It’s that time of year when the nation gets ready for those festive days of overindulgence. Aside from the obvious and catching up on TV series that I simply haven’t had the time to watch, I’m also set to indulge with a read of Aurora Metro’s new anthology: Plays for Today by Women, selected and introduced by Cheryl Robson and Rebecca Gillieron (2013).
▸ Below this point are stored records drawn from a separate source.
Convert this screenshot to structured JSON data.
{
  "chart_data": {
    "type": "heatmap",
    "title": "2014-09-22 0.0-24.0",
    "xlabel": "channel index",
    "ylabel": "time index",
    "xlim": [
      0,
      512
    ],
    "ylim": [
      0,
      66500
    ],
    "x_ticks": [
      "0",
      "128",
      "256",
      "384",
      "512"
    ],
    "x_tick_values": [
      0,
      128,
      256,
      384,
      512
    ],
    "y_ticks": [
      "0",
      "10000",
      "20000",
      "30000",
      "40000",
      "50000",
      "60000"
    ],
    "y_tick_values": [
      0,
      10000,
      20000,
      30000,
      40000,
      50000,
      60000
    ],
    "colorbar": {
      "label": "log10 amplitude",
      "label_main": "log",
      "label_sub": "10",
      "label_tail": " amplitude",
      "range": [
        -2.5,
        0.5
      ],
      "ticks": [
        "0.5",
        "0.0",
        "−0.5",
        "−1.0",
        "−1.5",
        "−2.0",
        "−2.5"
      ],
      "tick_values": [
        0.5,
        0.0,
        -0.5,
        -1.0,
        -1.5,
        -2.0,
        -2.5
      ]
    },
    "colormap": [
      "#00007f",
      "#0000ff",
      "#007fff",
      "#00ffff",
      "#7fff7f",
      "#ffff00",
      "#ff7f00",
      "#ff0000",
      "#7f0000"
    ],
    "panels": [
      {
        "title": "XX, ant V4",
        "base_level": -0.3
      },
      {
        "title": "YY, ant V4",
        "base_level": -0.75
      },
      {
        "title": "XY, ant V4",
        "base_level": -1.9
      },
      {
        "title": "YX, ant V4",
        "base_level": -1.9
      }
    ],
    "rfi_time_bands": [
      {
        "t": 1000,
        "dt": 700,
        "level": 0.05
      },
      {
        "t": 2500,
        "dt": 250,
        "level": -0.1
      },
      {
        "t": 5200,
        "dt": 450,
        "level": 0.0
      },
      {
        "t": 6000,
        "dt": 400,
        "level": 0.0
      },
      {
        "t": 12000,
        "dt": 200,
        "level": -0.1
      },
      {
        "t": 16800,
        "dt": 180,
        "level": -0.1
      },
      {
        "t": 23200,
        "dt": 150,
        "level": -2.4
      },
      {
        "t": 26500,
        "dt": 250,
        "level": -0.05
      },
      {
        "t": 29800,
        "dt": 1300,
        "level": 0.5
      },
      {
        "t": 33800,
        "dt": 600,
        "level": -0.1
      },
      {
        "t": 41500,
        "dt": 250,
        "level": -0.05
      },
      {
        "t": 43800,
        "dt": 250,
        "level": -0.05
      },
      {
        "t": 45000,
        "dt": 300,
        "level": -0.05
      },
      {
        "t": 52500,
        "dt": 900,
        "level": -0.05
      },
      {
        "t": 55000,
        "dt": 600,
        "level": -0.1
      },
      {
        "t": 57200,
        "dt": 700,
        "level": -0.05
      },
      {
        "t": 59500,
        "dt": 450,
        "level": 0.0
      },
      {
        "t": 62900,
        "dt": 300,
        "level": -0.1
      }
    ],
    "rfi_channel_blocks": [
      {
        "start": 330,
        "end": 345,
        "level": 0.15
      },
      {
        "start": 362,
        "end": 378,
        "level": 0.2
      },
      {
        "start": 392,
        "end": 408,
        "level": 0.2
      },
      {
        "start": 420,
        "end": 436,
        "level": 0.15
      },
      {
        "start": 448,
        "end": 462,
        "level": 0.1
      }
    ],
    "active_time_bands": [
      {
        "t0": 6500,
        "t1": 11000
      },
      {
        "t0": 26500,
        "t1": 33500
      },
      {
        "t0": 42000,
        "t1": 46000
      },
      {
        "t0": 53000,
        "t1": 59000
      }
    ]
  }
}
The editors’ introduction I’ve already read to get a taste of things to come. Actually, it leaves rather a bitter taste as Robson and Gillieron remind their readers of some depressing statistics: ‘over 80% of all plays produced in the UK are written by men’, while 2009 statistics record a mere 17% of plays by women to be presented. Despite ‘glimmers of hope’, such as the efforts of women directors in regional theatres to commission women playwrights, the editors argue that much needs to be done to gender-equalise full-play productions, or to redress the gender imbalance between authorship and theatre-goers, where, in contrast to the 17% of plays by women, women make up 65% of theatre audiences. Nothing less than a ‘national strategy for challenging the bias within the theatre industry’ is what is urgently needed, the editors argue. Assisting in its own way with this imbalance is their collection of six new plays dealing with a range of subjects: child abuse (Amanda Stuart-Fisher From the Mouths of Mothers); cross-generational stories of women, families & hard times (Karin Young The Awkward Squad); teen girls wrestling with British-Pakistani identities (Emteaz Hussain’s Sweet Cider); and female friendship (Rachel Barnett For a Button). Joining these are two further plays which promise something of an international landscape: Sonja Linden and Adah Kay’s Welcome to Ramallah dealing with the Arab/Israeli situation and Gillian Plowman’s Yours Abundantly, from Zimbabwe.
If you’re looking for new plays by women to perform or read in 2014, this is a very good place to start. And if any of our readers caught the original productions of these plays and have views to share (or views on the general situation regarding contemporary women’s playwriting) do post a comment.